# Got ahold of some old Nikons...



## Santa Gertrudis (Mar 6, 2010)

Today me and my Dad found my Grandfather's Nikon F (1960ish), and my Dad's Nikon F3. Are there any resources or tutorials out there for these? I would love to play around and shoot a little film through them. What are your thoughts? Thanks a lot in advance!


----------



## malkav41 (Mar 7, 2010)

You can take a look at: Free Camera Instruction User Manuals! $5.95 Repair Manuals!. They have quite a few manuals for free. Also you can look at this site: nikon camera instruction manuals.
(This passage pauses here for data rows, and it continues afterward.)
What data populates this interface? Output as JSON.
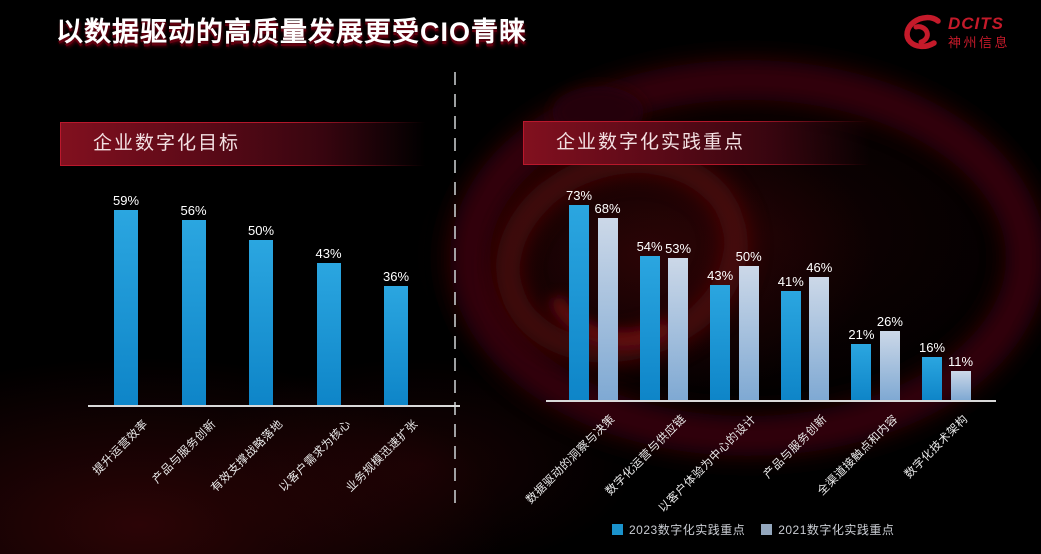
{
  "title": "以数据驱动的高质量发展更受CIO青睐",
  "logo": {
    "brand": "DCITS",
    "subtitle": "神州信息",
    "color": "#c41a2a"
  },
  "colors": {
    "accent_red": "#c41a2a",
    "banner_border": "#c01a2e",
    "bar_2023_top": "#2ba6e0",
    "bar_2023_bottom": "#0e85c8",
    "bar_2021_top": "#ccd8e8",
    "bar_2021_bottom": "#7fa9d3",
    "legend_2023_swatch": "#1b93cc",
    "legend_2021_swatch": "#93a7bd",
    "axis_line": "#d9d9d9"
  },
  "panels": [
    {
      "header": "企业数字化目标"
    },
    {
      "header": "企业数字化实践重点"
    }
  ],
  "chart_data": [
    {
      "type": "bar",
      "title": "企业数字化目标",
      "categories": [
        "提升运营效率",
        "产品与服务创新",
        "有效支撑战略落地",
        "以客户需求为核心",
        "业务规模迅速扩张"
      ],
      "values": [
        59,
        56,
        50,
        43,
        36
      ],
      "value_labels": [
        "59%",
        "56%",
        "50%",
        "43%",
        "36%"
      ],
      "xlabel": "",
      "ylabel": "",
      "ylim": [
        0,
        65
      ],
      "grid": false,
      "legend_position": "none"
    },
    {
      "type": "bar",
      "title": "企业数字化实践重点",
      "categories": [
        "数据驱动的洞察与决策",
        "数字化运营与供应链",
        "以客户体验为中心的设计",
        "产品与服务创新",
        "全渠道接触点和内容",
        "数字化技术架构"
      ],
      "series": [
        {
          "name": "2023数字化实践重点",
          "values": [
            73,
            54,
            43,
            41,
            21,
            16
          ],
          "value_labels": [
            "73%",
            "54%",
            "43%",
            "41%",
            "21%",
            "16%"
          ],
          "color": "#1b93cc"
        },
        {
          "name": "2021数字化实践重点",
          "values": [
            68,
            53,
            50,
            46,
            26,
            11
          ],
          "value_labels": [
            "68%",
            "53%",
            "50%",
            "46%",
            "26%",
            "11%"
          ],
          "color": "#93a7bd"
        }
      ],
      "xlabel": "",
      "ylabel": "",
      "ylim": [
        0,
        80
      ],
      "grid": false,
      "legend_position": "bottom"
    }
  ]
}
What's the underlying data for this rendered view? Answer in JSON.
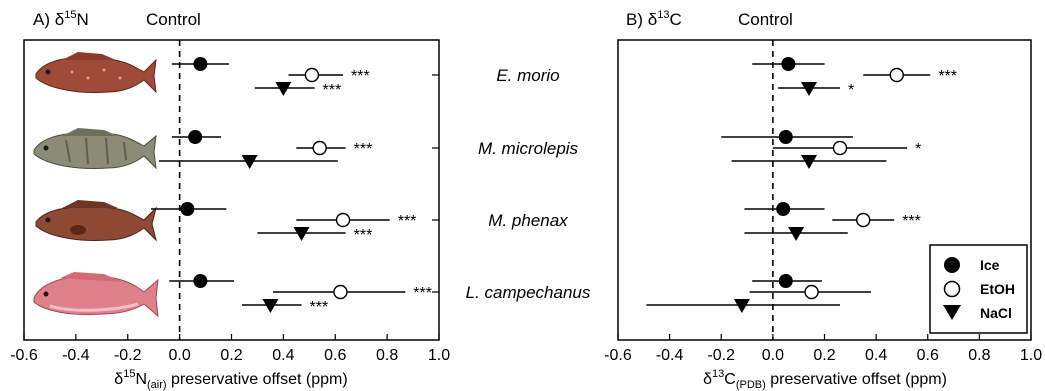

This is a really good site to find manuals and great info.


----------



## matfoster (Mar 7, 2010)

online F3 manual.
Camera Instruction Manual - Nikon F3


----------



## matfoster (Mar 7, 2010)

see if you can pick up an MD-4 for the F3. it might not improve your shots but it goes KTCHRRK-KTCHRRK-KTCHRRK really fast and looks really hard  (the best ones have the paint chipped off .)


----------



## the Virginian (Mar 7, 2010)

I have an F3 HP. It's the bees' knees.


----------



## LBPhotog (Mar 7, 2010)

The "Bad Ass" Factor of a F3 with an MD-4 (specifically if the paint's chipped) will earn you INSTANT respect in a group of photographers LONG before they see your images (no matter how good, or bad, they may be)


----------